Remark 2: You needed to see that $\mathbb R$ was complete in order to define $\delta$, but $\mathbb R$ is constructed in a similar way from $\mathbb Q$ (with its absolute value, inherited by the natural order on it)which is a problem: how do you define $\mathbb R$? Convergence? Cauchy sequences?

One way yu can do is consider only rational $\varepsilon$-s in you definitions. In a similar way you get a complete space, and that inherits a ring structure from $\mathbb Q$: for example you take two reals $x,y$ with representatives $(x_n),(y_n)$ and set $x+y$ to be the class of $(x_n+y_n)_n$. You also get an order: set $x,x_n,y,_n$ as in the last sentence. Then you set $$\begin{aligned} (x_n)_n > (y_n)_n\iff \exists \varepsilon \in \mathbb{Q}_{>0},\ \exists N\in \mathbb{N}, \text{ such that}\\ \forall m,n\geq N,\ x_m\geq \varepsilon +y_n \end{aligned}$$ This order relation is consistent with $\sim$ and thus you have a total order in $\mathbb R$.

Remark 3: this proceedure can be extended to metric topological groups, and you still obtain a topological group.

Remark 4: lastly, there is actually a much faster way to do this.
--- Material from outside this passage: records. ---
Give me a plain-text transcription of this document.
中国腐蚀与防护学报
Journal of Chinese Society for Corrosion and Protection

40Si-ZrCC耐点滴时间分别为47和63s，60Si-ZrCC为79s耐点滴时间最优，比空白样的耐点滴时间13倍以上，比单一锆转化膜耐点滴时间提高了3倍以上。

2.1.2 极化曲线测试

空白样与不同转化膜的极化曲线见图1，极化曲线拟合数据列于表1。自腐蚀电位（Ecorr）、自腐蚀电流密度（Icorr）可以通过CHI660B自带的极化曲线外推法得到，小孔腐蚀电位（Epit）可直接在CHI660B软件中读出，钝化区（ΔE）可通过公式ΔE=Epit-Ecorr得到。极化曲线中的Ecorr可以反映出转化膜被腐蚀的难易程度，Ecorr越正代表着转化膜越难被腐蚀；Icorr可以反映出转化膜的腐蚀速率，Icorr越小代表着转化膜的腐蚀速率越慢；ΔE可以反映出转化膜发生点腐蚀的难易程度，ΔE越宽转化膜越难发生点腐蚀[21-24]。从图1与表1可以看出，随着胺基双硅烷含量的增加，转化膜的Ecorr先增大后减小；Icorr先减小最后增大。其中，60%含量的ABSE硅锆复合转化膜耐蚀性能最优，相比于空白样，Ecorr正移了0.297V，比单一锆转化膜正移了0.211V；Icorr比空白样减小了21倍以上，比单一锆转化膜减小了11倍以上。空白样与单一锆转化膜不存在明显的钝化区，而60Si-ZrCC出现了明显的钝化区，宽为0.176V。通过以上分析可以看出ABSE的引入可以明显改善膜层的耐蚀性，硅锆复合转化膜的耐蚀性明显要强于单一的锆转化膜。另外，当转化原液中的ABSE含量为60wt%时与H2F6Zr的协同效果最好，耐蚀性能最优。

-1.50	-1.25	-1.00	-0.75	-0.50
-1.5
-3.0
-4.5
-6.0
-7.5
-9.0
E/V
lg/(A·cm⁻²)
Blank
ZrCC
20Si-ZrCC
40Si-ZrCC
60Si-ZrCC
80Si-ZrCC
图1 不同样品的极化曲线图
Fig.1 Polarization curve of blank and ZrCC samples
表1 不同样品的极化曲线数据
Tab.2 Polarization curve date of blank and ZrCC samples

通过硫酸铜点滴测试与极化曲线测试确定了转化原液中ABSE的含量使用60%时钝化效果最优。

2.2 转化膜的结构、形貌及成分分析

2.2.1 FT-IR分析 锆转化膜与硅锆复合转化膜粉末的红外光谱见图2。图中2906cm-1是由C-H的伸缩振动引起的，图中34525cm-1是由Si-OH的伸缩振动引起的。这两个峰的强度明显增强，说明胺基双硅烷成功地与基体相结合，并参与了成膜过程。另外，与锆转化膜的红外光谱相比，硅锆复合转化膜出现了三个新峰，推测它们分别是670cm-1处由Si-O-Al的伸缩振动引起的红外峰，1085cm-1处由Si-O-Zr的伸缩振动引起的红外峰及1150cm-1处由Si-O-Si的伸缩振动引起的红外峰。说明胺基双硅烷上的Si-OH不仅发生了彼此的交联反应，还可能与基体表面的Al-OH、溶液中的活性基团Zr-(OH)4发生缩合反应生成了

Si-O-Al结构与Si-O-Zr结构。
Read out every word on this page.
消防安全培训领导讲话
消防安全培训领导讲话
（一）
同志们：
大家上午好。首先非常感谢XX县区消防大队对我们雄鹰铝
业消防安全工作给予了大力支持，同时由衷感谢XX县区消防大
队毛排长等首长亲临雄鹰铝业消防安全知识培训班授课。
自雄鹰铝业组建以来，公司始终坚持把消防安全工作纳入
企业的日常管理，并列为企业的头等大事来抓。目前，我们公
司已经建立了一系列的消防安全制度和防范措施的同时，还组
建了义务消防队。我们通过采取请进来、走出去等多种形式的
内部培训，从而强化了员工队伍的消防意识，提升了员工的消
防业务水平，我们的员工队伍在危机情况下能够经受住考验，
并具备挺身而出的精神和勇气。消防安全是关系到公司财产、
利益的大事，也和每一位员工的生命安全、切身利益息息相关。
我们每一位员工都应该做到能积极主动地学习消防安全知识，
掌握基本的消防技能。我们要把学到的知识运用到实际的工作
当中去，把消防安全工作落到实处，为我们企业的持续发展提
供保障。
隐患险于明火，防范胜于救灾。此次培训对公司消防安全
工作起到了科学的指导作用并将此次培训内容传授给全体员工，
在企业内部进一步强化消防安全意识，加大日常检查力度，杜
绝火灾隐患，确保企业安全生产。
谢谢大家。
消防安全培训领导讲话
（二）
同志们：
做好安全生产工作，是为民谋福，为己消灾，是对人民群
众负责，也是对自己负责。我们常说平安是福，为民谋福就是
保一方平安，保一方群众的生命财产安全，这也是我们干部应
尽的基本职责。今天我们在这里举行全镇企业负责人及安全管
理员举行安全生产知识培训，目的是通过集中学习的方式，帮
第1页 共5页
You set $\mathcal{B}(X,\mathbb{R})$ the set of bounded functions on $X$. You put the norm: $$\| f\|_{\infty}=\sup_{x\in X} |f(x)|$$ You prove it to be a Banach space, then you embed $X$ in the following way: you fix $a\in X$ arbitrarly and let $$\begin{aligned} \varphi:\ X & \rightarrow \mathcal{B}(X,\mathbb{R})\\ x & \longmapsto \{\varphi_x\ :\ y\mapsto d(y,a)-d(y,x) \end{aligned}$$ You prove that it is an isometric embedding and then set $E$ to be the closure of $\varphi(X)$ in $\mathcal{B}(X,\mathbb{R})$. It is complete since it's a closed subspace of a complete space, and you have $\varphi(X)$ dense in it by definition.